First, the underlying reason why your program is not working is not only related to rvalue/lvalue compatibility. To show that consider this version that only pass the arguments by value
#include <string>
#include <iostream>
#include <algorithm>
template<typename T>
void Capitalize_And_Output(T str) {
std::transform(str.begin(), str.end(), str.begin(), ::toupper);
std::cout << str<< std::endl;
return;
}
template<typename First, typename ... Strings>
void Capitalize_And_Output(First str, Strings... rest) {
std::transform(str.begin(), str.end(), str.begin(), ::toupper);
std::cout << str << " ";
Capitalize_And_Output(rest...);
return;
}
In this case your main code will not work either. To show that consider the following
int main() {
std::string hello = "hello";
std::string planet = "planet";
std::string earth = "earth";
Capitalize_And_Output(std::string("hello"),planet,earth); // this will work
//Capitalize_And_Output("hello",planet,earth); // original code -> this will NOT work
return 0;
}
The line
Capitalize_And_Output("hello",planet,earth);
does not work because compiler consider the first argument "a const char" (char does not have .begin() and .end() iterators!)!. In fact, I get the following error message in g++
instantiated from here
teste.cpp:14:5: error: request for member ‘begin’ in ‘str’, which is of non-class type ‘const char*’

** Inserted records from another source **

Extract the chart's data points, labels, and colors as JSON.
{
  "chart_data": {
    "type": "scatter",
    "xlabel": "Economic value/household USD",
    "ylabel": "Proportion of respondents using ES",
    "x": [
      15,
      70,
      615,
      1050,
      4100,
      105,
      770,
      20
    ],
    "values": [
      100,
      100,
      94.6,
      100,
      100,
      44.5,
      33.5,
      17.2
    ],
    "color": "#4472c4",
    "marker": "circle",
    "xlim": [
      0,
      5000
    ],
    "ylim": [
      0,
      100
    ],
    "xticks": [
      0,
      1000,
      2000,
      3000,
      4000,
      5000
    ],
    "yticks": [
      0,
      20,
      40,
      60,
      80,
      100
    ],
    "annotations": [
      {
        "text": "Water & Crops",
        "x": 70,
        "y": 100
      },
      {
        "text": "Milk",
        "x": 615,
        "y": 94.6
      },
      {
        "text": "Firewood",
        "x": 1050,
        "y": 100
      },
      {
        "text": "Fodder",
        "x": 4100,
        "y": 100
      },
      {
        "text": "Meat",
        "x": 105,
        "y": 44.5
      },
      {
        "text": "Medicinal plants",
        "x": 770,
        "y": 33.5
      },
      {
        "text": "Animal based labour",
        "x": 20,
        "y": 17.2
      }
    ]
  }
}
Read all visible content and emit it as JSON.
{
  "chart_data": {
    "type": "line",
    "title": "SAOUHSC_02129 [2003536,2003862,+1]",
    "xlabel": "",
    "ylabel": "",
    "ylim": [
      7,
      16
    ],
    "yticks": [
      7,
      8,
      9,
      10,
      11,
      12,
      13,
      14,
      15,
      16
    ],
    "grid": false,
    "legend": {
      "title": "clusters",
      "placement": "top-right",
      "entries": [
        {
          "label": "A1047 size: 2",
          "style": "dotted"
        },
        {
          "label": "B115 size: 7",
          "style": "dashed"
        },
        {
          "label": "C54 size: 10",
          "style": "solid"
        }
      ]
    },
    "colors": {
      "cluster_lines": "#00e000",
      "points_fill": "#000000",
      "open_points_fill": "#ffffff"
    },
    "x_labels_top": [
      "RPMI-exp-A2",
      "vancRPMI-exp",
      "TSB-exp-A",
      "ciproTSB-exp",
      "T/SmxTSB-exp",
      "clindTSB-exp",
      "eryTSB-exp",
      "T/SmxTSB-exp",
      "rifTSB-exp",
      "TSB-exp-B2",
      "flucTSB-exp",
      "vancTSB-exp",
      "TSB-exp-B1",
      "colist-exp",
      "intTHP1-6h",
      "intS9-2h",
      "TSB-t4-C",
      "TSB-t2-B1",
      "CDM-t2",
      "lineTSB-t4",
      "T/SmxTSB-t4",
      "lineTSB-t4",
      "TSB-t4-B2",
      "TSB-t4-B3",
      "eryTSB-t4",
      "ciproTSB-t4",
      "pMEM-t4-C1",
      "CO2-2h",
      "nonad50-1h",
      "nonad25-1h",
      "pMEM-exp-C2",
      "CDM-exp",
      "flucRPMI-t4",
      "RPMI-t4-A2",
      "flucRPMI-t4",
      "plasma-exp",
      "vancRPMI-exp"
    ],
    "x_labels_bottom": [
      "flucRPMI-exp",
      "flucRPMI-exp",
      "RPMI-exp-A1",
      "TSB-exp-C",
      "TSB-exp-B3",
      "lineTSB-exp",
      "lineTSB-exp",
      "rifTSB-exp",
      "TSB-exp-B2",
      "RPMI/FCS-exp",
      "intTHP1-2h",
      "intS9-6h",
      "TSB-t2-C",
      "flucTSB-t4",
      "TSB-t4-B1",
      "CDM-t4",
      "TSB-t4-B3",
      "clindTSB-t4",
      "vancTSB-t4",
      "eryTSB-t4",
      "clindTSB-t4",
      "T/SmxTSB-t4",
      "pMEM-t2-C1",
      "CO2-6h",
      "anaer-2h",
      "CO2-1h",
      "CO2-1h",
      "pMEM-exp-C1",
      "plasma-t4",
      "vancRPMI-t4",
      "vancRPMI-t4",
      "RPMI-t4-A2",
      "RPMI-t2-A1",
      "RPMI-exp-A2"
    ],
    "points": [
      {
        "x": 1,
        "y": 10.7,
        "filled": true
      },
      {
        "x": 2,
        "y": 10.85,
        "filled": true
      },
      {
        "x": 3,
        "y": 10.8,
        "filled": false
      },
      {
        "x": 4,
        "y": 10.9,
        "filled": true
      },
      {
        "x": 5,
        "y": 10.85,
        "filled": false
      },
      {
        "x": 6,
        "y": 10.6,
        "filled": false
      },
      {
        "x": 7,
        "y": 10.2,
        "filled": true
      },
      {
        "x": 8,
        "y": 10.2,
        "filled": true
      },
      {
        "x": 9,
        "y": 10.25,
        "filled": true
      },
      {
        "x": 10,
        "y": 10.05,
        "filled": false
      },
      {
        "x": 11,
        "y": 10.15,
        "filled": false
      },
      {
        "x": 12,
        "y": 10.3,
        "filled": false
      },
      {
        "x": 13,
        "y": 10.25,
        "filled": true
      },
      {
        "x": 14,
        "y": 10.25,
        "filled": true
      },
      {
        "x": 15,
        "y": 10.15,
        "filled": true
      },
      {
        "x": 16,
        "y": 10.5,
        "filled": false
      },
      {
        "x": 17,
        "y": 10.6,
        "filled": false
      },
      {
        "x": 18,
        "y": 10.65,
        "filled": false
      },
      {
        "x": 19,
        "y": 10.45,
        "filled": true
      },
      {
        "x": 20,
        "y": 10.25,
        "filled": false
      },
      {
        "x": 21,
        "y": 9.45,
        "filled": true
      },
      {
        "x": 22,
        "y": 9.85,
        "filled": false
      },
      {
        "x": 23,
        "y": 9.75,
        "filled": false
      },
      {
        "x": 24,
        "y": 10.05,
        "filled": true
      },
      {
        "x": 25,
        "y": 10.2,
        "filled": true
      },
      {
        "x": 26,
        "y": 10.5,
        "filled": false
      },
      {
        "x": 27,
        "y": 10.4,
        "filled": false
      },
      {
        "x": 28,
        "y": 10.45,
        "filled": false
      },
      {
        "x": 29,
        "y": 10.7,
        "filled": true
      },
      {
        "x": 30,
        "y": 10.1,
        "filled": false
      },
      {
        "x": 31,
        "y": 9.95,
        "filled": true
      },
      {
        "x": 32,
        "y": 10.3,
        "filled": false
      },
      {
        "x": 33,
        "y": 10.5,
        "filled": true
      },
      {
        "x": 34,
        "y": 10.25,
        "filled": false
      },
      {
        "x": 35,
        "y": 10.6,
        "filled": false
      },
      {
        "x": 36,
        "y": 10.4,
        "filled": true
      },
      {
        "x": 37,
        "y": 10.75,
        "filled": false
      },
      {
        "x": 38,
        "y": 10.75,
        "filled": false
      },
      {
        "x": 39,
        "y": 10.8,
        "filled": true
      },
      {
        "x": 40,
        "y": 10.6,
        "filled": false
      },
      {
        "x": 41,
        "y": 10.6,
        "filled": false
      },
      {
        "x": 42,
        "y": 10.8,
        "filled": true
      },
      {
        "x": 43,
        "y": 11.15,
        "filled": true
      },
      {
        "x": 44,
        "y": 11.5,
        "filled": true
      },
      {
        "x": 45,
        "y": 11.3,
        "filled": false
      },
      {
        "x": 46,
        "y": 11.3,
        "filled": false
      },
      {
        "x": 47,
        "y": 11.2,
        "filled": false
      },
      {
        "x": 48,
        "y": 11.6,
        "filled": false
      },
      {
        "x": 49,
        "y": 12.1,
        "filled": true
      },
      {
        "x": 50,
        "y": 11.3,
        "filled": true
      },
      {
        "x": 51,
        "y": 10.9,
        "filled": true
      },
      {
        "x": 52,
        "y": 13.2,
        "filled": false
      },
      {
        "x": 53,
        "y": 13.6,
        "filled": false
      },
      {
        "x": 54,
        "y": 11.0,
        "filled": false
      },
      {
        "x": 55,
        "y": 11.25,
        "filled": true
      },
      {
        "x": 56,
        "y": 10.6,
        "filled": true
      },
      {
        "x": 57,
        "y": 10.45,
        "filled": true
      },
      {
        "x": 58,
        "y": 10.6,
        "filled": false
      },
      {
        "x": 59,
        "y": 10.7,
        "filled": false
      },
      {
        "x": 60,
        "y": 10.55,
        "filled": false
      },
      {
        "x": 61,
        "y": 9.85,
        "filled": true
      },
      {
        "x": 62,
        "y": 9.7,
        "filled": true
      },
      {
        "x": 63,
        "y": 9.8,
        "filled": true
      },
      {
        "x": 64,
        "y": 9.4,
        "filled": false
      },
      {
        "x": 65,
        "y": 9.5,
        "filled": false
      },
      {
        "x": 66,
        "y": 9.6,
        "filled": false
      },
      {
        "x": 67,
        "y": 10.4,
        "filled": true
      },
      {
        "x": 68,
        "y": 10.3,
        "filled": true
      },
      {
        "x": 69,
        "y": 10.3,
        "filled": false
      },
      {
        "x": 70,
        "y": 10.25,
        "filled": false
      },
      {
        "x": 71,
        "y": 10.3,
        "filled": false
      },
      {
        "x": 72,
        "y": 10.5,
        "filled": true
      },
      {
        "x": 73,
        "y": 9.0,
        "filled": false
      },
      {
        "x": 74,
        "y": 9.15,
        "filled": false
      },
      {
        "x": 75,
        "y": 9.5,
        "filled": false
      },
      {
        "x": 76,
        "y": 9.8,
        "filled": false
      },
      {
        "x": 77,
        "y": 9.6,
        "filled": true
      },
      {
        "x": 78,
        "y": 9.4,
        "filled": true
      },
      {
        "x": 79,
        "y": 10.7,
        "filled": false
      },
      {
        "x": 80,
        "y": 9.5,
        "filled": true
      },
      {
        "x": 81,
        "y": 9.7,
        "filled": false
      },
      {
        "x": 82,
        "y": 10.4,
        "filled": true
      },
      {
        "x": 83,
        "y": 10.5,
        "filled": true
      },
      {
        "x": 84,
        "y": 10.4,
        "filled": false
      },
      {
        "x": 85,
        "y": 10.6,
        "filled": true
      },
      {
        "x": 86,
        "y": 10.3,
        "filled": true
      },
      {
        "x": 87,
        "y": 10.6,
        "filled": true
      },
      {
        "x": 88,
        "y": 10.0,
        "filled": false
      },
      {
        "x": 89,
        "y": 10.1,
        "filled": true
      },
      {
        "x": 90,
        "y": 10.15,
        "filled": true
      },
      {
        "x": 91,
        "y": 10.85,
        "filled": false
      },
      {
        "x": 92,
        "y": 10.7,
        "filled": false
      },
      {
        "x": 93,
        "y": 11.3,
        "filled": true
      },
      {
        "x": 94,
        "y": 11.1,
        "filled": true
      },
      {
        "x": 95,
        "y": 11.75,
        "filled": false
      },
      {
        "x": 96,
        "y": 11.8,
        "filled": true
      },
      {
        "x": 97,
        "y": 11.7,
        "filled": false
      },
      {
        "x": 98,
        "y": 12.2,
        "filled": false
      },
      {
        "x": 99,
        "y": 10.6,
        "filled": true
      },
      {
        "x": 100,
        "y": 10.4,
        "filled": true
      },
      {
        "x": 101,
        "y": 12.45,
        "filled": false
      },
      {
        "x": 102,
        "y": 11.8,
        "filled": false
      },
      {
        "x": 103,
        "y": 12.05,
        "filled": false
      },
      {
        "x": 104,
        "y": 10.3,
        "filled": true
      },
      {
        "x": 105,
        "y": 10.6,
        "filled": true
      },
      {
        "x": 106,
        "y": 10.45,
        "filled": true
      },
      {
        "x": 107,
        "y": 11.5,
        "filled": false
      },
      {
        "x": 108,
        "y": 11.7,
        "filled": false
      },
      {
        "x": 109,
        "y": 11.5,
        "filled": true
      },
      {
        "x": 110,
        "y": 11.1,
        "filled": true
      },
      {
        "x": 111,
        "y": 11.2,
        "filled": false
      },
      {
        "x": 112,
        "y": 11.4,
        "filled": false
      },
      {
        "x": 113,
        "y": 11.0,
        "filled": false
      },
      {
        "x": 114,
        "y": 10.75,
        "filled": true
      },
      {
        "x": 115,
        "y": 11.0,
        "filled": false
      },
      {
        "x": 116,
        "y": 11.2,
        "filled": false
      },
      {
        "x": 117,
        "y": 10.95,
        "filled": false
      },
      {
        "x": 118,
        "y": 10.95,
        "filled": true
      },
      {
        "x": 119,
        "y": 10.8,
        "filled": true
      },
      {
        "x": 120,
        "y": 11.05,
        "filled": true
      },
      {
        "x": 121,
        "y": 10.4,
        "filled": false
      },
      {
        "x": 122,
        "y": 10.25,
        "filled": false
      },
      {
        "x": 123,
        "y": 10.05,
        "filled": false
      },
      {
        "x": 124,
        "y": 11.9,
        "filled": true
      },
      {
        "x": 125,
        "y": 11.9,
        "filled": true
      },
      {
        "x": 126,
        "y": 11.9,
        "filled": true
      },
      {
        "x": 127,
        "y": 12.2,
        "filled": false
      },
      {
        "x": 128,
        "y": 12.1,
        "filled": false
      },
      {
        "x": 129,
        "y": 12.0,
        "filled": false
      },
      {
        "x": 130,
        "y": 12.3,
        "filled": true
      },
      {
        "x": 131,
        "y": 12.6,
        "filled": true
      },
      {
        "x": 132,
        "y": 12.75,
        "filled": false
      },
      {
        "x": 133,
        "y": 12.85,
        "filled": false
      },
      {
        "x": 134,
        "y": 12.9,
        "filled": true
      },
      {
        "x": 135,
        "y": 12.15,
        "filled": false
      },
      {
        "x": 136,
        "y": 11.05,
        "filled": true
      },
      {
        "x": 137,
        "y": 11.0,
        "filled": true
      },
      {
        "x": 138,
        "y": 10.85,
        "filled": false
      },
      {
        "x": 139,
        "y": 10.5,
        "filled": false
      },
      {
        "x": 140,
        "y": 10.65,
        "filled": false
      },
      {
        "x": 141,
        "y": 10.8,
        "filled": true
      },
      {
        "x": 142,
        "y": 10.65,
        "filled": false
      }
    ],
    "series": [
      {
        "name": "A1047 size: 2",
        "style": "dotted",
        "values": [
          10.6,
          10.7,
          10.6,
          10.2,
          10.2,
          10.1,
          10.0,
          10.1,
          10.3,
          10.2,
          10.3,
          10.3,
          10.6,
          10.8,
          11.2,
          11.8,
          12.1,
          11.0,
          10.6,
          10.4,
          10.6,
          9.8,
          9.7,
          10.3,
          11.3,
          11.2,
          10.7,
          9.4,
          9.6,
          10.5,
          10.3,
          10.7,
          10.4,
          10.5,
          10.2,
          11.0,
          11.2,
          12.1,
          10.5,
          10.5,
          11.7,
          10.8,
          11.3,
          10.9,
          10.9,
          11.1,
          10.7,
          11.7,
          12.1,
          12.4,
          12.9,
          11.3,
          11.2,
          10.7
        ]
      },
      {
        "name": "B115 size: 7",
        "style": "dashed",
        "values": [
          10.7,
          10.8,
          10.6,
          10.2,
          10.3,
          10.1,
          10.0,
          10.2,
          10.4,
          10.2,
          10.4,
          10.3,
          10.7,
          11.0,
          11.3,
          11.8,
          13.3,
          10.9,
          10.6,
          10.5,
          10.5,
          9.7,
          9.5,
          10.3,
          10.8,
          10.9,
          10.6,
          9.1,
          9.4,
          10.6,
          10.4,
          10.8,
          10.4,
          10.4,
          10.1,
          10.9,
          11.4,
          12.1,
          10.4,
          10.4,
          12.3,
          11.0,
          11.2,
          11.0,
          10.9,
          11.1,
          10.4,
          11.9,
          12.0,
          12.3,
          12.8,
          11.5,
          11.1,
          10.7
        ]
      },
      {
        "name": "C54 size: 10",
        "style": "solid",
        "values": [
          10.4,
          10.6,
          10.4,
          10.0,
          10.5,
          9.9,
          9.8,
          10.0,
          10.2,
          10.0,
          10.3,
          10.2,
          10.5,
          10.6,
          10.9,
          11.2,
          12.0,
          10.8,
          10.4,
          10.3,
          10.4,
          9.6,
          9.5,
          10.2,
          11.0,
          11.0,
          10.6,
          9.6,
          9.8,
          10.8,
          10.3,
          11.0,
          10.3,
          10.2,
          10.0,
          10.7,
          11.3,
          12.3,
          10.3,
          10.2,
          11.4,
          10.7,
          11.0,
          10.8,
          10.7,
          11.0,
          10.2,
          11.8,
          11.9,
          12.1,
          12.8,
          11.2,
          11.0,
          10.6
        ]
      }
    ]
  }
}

Now back to your original lvalue/rvalue question (collapsing rule says that && & = &. Here is the solution. You also cannot forget to "perfect forward" the rvalue references.
Then, a summary of the final answer is
template<typename T>
void Capitalize_And_Output(T&& str) {
std::transform(str.begin(), str.end(), str.begin(), ::toupper); // <- will not compile
std::cout << str<< std::endl;
return;
}
template<typename First, typename ... Strings>
void Capitalize_And_Output(First&& str, Strings&&... rest) {
std::transform(str.begin(), str.end(), str.begin(), ::toupper); //<- will not compile
std::cout << str << " ";
Capitalize_And_Output(std::forward<Strings>(rest)...); // don't forget perfect forwarding.
return;
}
plus the fact that in main you must explicit use std::string constructor
Capitalize_And_Output(std::string("hello"),planet,earth); // this will work
EDIT: not sure how to handle this problem described in the standard.